Jaylen Brown muss sich neu orientieren. Die Boston Celtics haben ihren Star an die Philadelphia 76ers abgegeben, im Gegenzug kommt Paul George nach Boston. Für Brown, der gerade seine beste Saison gespielt hat, ist das ein Schock, den er nur schwer verarbeiten kann.

In einer Mitteilung in den sozialen Medien beschrieb Brown seine Gefühlslage unmittelbar nach dem Trade: "Ich verarbeite das alles noch. Gleichzeitig bin ich aufgeregt und enttäuscht." Das ist keine oberflächliche Reaktion. Brown hatte in Boston mehr als nur eine Saison gespielt, er hatte sich zu einem der besten Two-Way-Spieler der Liga entwickelt. In der abgelaufenen Saison erzielte er durchschnittlich 28,7 Punkte, 6,9 Rebounds und 5,1 Assists. Er landete auf Platz zwei der All-NBA-Teams, verpasste nur knapp die Top 6 der MVP-Abstimmung. Mit den Celtics gewann er gerade sein erstes Championat, wurde Eastern-Conference-Finals-MVP und Finals-MVP in einem Jahr. Jetzt ist das vorbei.

Brown betonte in seinem Statement, was diese Zeit für ihn bedeutete: "Ich habe mir meinen Respekt in dieser Stadt erarbeitet. Ich habe nie nach Abkürzungen gesucht oder Sonderbehandlung verlangt. Ich bin einfach jeden Tag hingegangen, habe meinen Kopf runtergenommen und jede Herausforderung angenommen." Das klingt wie eine Abrechnung mit den Entscheidungsträgern in Boston, die ihn offenbar nicht als langfristig unverzichtbar sahen. Monatelang hatten die Celtics versucht, Brown in verschiedene Deals zu verwickeln, zuletzt in einem potenziellen Trade für Giannis Antetokounmpo zu Milwaukee. Diese Unsicherheit muss belastend gewesen sein.

Trotzdem versucht Brown, seinen Weg zu akzeptieren. "Das Auf Wiedersehen sagen fällt nicht leicht, wenn man sein Herz in etwas investiert hat", schrieb er. "Die Beziehungen, die ich hier aufgebaut habe, die Kämpfe, die wir zusammen gefochten haben, der Championship, den wir in diese Stadt gebracht haben, die Verbindung zu den Fans, das trage ich mit mir." Am Ende wendet sich Brown Philadelphia zu. "Ich freue mich auf das, was vor mir liegt, und ich bin dankbar für die Chance, bei Philadelphia zu spielen.
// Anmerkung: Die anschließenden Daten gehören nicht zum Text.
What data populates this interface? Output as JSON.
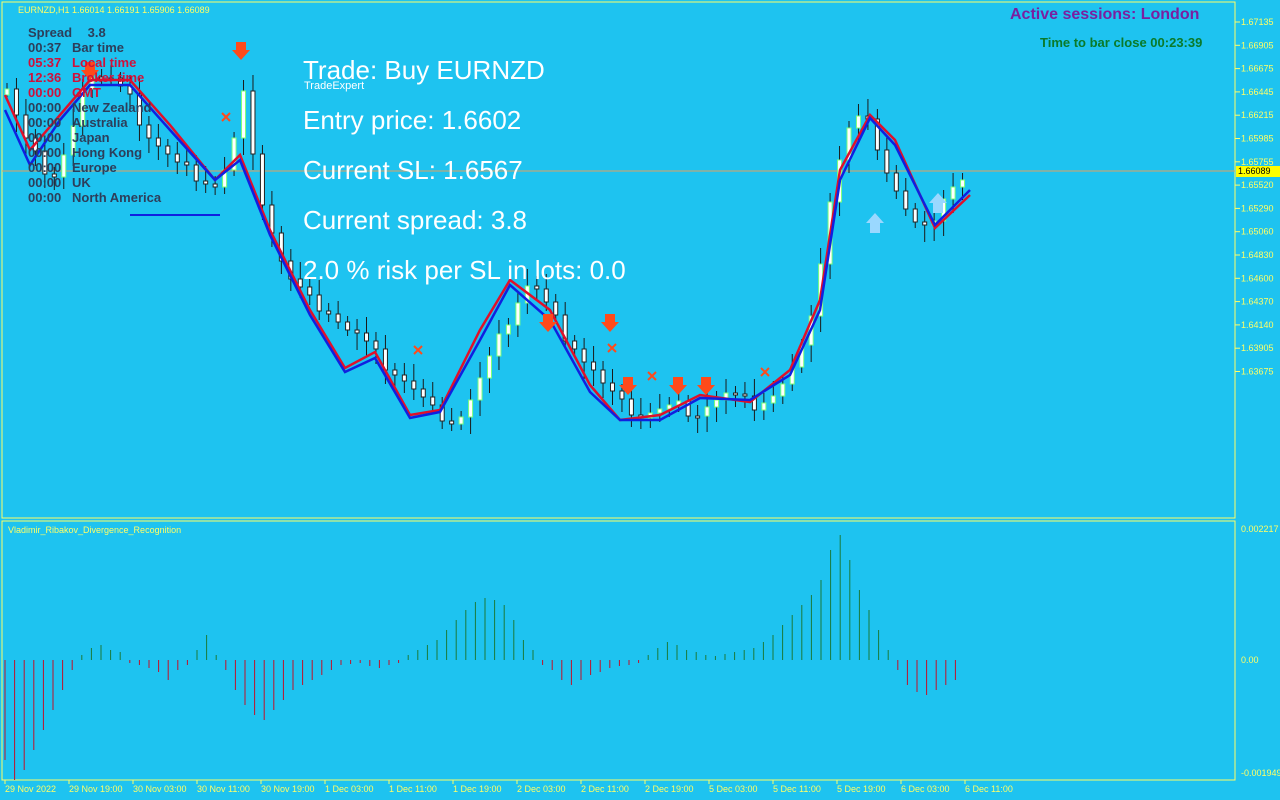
{
  "header": {
    "symbol_info": "EURNZD,H1  1.66014 1.66191 1.65906 1.66089",
    "active_sessions": "Active sessions:  London",
    "time_to_close": "Time to bar close 00:23:39"
  },
  "info_table": {
    "spread_label": "Spread",
    "spread_value": "3.8",
    "rows": [
      {
        "time": "00:37",
        "label": "Bar time"
      },
      {
        "time": "05:37",
        "label": "Local time"
      },
      {
        "time": "12:36",
        "label": "Broker time"
      },
      {
        "time": "00:00",
        "label": "GMT"
      },
      {
        "time": "00:00",
        "label": "New Zealand"
      },
      {
        "time": "00:00",
        "label": "Australia"
      },
      {
        "time": "00:00",
        "label": "Japan"
      },
      {
        "time": "00:00",
        "label": "Hong Kong"
      },
      {
        "time": "00:00",
        "label": "Europe"
      },
      {
        "time": "00:00",
        "label": "UK"
      },
      {
        "time": "00:00",
        "label": "North America"
      }
    ]
  },
  "trade_panel": {
    "title": "Trade: Buy EURNZD",
    "brand": "TradeExpert",
    "entry": "Entry price: 1.6602",
    "sl": "Current SL: 1.6567",
    "spread": "Current spread: 3.8",
    "risk": "2.0 % risk per SL in lots: 0.0"
  },
  "price_axis": [
    "1.67135",
    "1.66905",
    "1.66675",
    "1.66445",
    "1.66215",
    "1.65985",
    "1.65755",
    "1.65520",
    "1.65290",
    "1.65060",
    "1.64830",
    "1.64600",
    "1.64370",
    "1.64140",
    "1.63905",
    "1.63675"
  ],
  "current_price": "1.66089",
  "indicator": {
    "name": "Vladimir_Ribakov_Divergence_Recognition",
    "axis": [
      "0.002217",
      "0.00",
      "-0.001949"
    ]
  },
  "time_axis": [
    "29 Nov 2022",
    "29 Nov 19:00",
    "30 Nov 03:00",
    "30 Nov 11:00",
    "30 Nov 19:00",
    "1 Dec 03:00",
    "1 Dec 11:00",
    "1 Dec 19:00",
    "2 Dec 03:00",
    "2 Dec 11:00",
    "2 Dec 19:00",
    "5 Dec 03:00",
    "5 Dec 11:00",
    "5 Dec 19:00",
    "6 Dec 03:00",
    "6 Dec 11:00"
  ],
  "colors": {
    "background": "#1ec3f0",
    "axis": "#ffff66",
    "bull_candle": "#ffffff",
    "bear_candle": "#ffffff",
    "ma_red": "#e0102a",
    "ma_blue": "#1020e0",
    "arrow_down": "#ff4a1a",
    "arrow_up": "#9ad8ff",
    "histogram_pos": "#1a7a3a",
    "histogram_neg": "#c0102a"
  }
}
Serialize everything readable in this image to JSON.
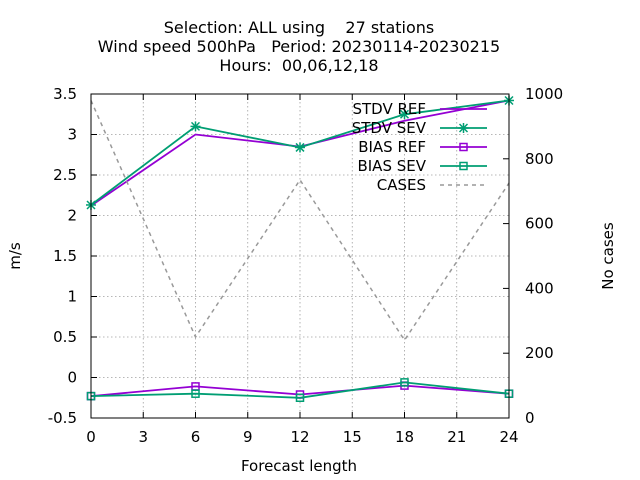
{
  "title": {
    "line1": "Selection: ALL using    27 stations",
    "line2": "Wind speed 500hPa   Period: 20230114-20230215",
    "line3": "Hours:  00,06,12,18"
  },
  "chart_data": {
    "type": "line",
    "xlabel": "Forecast length",
    "ylabel": "m/s",
    "y2label": "No cases",
    "xlim": [
      0,
      24
    ],
    "ylim": [
      -0.5,
      3.5
    ],
    "y2lim": [
      0,
      1000
    ],
    "grid": true,
    "legend_position": "top-right",
    "x_ticks": [
      "0",
      "3",
      "6",
      "9",
      "12",
      "15",
      "18",
      "21",
      "24"
    ],
    "y_ticks": [
      "-0.5",
      "0",
      "0.5",
      "1",
      "1.5",
      "2",
      "2.5",
      "3",
      "3.5"
    ],
    "y2_ticks": [
      "0",
      "200",
      "400",
      "600",
      "800",
      "1000"
    ],
    "x": [
      0,
      6,
      12,
      18,
      24
    ],
    "series": [
      {
        "name": "STDV REF",
        "axis": "y1",
        "color": "#9400d3",
        "marker": "none",
        "values": [
          2.12,
          3.0,
          2.85,
          3.17,
          3.42
        ]
      },
      {
        "name": "STDV SEV",
        "axis": "y1",
        "color": "#009e73",
        "marker": "star",
        "values": [
          2.13,
          3.1,
          2.84,
          3.25,
          3.42
        ]
      },
      {
        "name": "BIAS REF",
        "axis": "y1",
        "color": "#9400d3",
        "marker": "square",
        "values": [
          -0.23,
          -0.11,
          -0.21,
          -0.1,
          -0.2
        ]
      },
      {
        "name": "BIAS SEV",
        "axis": "y1",
        "color": "#009e73",
        "marker": "square",
        "values": [
          -0.23,
          -0.2,
          -0.25,
          -0.06,
          -0.2
        ]
      },
      {
        "name": "CASES",
        "axis": "y2",
        "color": "#999999",
        "marker": "none",
        "dashed": true,
        "values": [
          980,
          250,
          735,
          240,
          725
        ]
      }
    ]
  }
}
Jede Stadt hat ihre eigene Identität, ihre eigene Leidenschaft und ihre eigenen Erwartungen. Ich respektiere das und freue mich darauf, diesen Respekt die einzige Art zu verdienen, die ich kenne: durch harte Arbeit."

Die 76ers erhalten einen 29-jährigen Spieler, der gerade bewiesen hat, dass er noch immer auf Superstar-Niveau performen kann. Brown wird dort neben Joel Embiid und Tyrese Maxey spielen. Der Deal bringt die Celtics Paul George, zwei First-Round-Picks (2028, 2031) und zwei Second-Round-Picks (2028, 2030) ein. Offiziell kann der Trade erst am 6. Juli verkündet werden.

Für Basketball-Fans im deutschsprachigen Raum ist dieser Move besonders interessant, weil er die Eastern Conference neu sortiert. Boston bleibt mit seinen 18 Championships die erfolgreichste Franchise, verliert aber seinen heißen Stahl für die nächsten Jahre. Philadelphia bekommt mit Brown, Embiid und George eine neue Big-Three, die auf dem Papier beeindruckend aussieht. Wie gut diese Konstellation tatsächlich funktioniert, wird sich erst zeigen. Brown muss sich schnell an Philadelphia gewöhnen, wenn die 76ers in der kommenden Saison wirklich konkurrenzfähig sein wollen.